Só que alguns meses depois, esta proposta caiu por terra. Ao PÚBLICO, a câmara diz ter voltado atrás no negócio por não ter conseguido chegar a acordo com o proprietário, que pedia um valor acima da avaliação feita a pedido dos serviços camarários. Em causa estava a compra do edifício com o número 37 da Rua Doutor Barbosa de Castro e outros dois contíguos. A câmara diz que o resultado da avaliação atribuiu aos imóveis um valor a rondar 1,5 milhões de euros. O dono pedia 4 milhões pelos três prédios. Ficou sem efeito.

O prédio tem quatro andares e duas fachadas - uma está virada para a rua das Virtudes e a outra para a rua Doutor Barbosa de Castro. Em 2019, o incêndio que deixou dois bombeiros feridos, não afectou nenhum dos prédios vizinhos.

Sobra agora uma ferida aberta em pleno Centro Histórico. Numa rua de passagem para quem da antiga Cadeia da Relação, na Cordoaria - onde esteve preso Camilo Castelo Branco - quer chegar às Virtudes ou descer pelas Taipas para chegar ao mercado Ferreira Borges ou ao Palácio da Bolsa está agora mais um edifício devoluto sem qualquer sinal de uma recuperação para breve. 

Com a desistência deste negócio por parte da câmara surge uma incógnita relativamente ao futuro do edifício, sendo certo que o pólo do Museu do Liberalismo deixa de ser uma hipótese. Em 2019 especulava-se existir uma agência imobiliária interessada em transformar o edifício numa unidade hoteleira.

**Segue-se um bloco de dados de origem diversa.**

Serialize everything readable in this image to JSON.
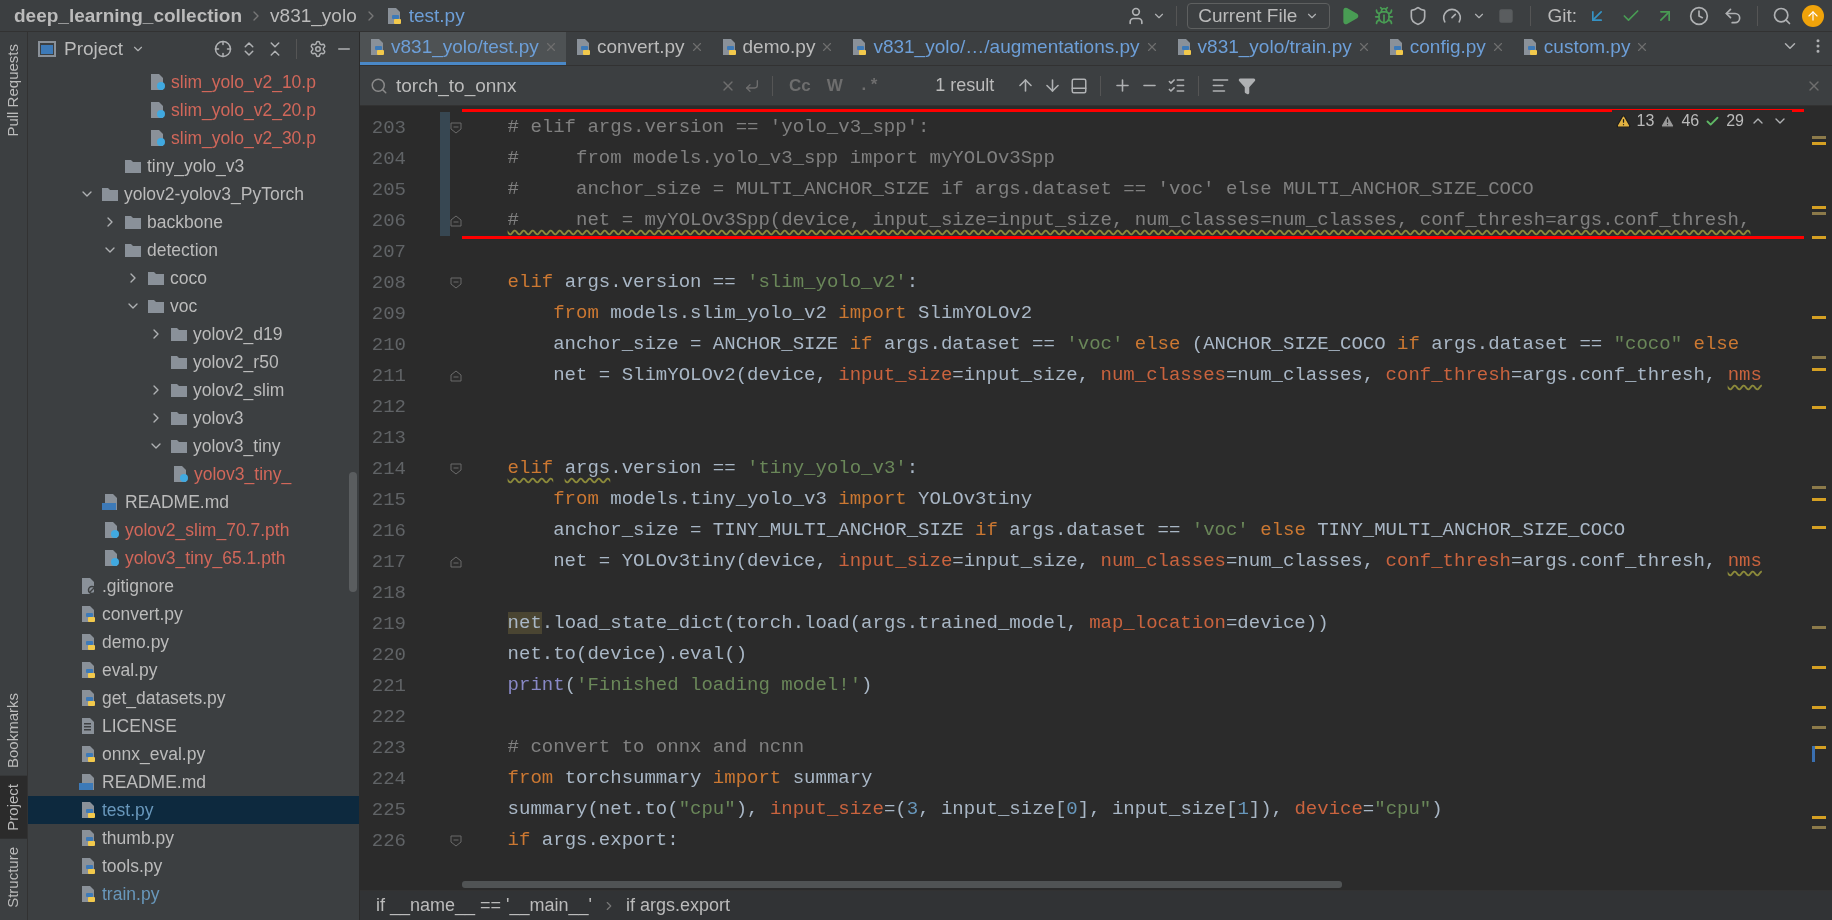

Contudo, a autarquia tem direito de preferência de compra no caso de venda e assegura existirem mecanismos para impedirem a sua destruição ou descaracterização. Isto porque a casa está em “zona de protecção de património”, uma protecção base que garante a configuração do mesmo ao nível da sua arquitectura e estética. Porém, a sua utilização fica à mercê dos interesses do proprietário. 

Este prédio está integrado no Conjunto e Imóvel de Valor Patrimonial correspondente ao Centro Histórico do Porto, Ponte Luiz I e Mosteiro da Serra do Pilar (classificado como Interesse Nacional ) e na Zona Histórica do Porto (classificado como Interesse Público). Mais de dois anos depois de a casa arder, para pouco ou nada tem servido esta protecção. Entretanto, o berço de Almeida Garrett continua entregue ao abandono e à espera de ser recuperado antes que o tempo ganhe terreno numa corrida que também tem o sector imobiliário a disputar a prova.